Skype To Give Away New SILK Audio Codec

skype_logo.jpgSkype’s new state of the art speech codec SILK will be made available to third party licensees for free, the company is announcing later today. Skype GM Jonathan Christensen will be speaking about the new program at the eComm event in San Francisco later today.

SILK has been highly regarded by the guys that follow this sort of thing and is included in the most recent version of Skype for Windows (the Mac version with SILK will be coming in April). If both sides of the call have a version of Skype that includes the new codec, the call quality increases dramatically.

Skype is now making the codec available for third party use on a royalty free basis. There are a number of speech codecs available on the market today, including iSac and AMRWideband, and an open source codec called Speex. Skype claims that SILK outperforms all of these.

So why give it away to competitors? Christensen says its about setting standards in the industry so that VoIP services can spread more quickly, particularly to hardware devices that today are not optimized for voice over the Internet.

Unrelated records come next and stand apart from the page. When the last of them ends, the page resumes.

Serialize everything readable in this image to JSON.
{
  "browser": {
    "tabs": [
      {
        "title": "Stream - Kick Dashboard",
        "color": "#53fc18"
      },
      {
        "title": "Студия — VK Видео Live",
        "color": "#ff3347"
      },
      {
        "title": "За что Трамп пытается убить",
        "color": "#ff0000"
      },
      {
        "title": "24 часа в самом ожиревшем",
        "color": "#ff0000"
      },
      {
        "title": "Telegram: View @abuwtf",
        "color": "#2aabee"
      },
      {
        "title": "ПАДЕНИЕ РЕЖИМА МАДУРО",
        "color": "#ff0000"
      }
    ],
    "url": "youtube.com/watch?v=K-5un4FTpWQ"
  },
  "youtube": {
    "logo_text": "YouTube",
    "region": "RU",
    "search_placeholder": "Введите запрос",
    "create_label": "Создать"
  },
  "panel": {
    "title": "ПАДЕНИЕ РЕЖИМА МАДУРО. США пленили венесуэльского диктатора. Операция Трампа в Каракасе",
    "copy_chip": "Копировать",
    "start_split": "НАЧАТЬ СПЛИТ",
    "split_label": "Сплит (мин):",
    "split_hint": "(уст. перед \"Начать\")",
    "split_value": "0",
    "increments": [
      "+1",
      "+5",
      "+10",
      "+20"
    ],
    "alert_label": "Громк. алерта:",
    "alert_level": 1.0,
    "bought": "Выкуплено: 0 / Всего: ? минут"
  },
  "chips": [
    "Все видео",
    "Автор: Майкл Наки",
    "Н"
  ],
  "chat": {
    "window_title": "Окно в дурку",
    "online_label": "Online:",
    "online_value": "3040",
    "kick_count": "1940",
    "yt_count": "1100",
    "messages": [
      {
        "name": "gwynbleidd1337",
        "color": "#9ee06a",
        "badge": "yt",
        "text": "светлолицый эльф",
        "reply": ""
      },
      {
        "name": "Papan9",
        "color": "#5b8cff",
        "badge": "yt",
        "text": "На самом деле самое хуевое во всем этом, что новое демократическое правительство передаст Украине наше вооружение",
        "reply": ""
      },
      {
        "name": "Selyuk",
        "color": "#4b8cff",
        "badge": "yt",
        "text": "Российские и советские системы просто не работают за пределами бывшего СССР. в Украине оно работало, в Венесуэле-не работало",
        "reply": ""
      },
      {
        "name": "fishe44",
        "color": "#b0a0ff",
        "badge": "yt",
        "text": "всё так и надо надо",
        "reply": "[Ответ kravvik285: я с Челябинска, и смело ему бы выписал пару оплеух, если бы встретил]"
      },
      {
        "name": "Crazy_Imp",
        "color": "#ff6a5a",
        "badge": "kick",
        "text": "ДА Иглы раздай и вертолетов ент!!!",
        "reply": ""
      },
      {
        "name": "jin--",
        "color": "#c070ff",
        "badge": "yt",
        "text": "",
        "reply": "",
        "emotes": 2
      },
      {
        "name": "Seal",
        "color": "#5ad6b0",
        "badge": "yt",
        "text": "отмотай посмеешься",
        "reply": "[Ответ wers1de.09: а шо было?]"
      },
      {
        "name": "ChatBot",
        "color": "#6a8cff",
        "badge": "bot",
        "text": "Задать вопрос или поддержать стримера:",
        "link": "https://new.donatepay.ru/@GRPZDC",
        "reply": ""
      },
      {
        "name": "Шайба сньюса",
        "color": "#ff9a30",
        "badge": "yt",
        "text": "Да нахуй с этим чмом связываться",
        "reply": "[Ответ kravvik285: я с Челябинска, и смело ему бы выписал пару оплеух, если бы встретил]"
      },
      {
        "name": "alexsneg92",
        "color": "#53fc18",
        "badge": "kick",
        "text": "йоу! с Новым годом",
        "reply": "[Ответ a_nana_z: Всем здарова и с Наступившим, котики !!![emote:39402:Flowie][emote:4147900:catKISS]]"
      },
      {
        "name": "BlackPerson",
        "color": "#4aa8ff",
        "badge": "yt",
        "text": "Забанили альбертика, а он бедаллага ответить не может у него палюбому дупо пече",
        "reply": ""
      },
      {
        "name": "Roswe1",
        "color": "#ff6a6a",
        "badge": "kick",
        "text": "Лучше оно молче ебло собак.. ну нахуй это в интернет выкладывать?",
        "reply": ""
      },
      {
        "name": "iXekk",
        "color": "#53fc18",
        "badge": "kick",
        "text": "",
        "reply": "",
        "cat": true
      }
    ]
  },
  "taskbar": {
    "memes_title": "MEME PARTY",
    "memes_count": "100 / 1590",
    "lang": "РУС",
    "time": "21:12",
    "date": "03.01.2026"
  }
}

It’s also a sign that Skype, with 400 million or so worldwide registered users, isn’t particularly concerned about the competition any more. They’re handing over a key piece of intellectual property to competitors that can reduce their costs and possibly improve voice quality. They wouldn’t do that unless they felt their pole position was fairly permanent for now.

More importantly, it signals that Skype may be preparing to open up their service in the future. Skype has long been derided for being a closed service (by people like me, who continue, however, to use it daily). Their API allows developers to access limited features of the service, but a call requires the opening of the Skype client. If Skype were to open its core calling functions as a service, the number of applications that would build it in would explode. Skype would benefit from a surge in paid calls to traditional and mobile phones (Skype Out). Our guess is that the debate to open these core functions through the API is still raging within Skype, but that the proponents of openness are slowly starting to turn the tide.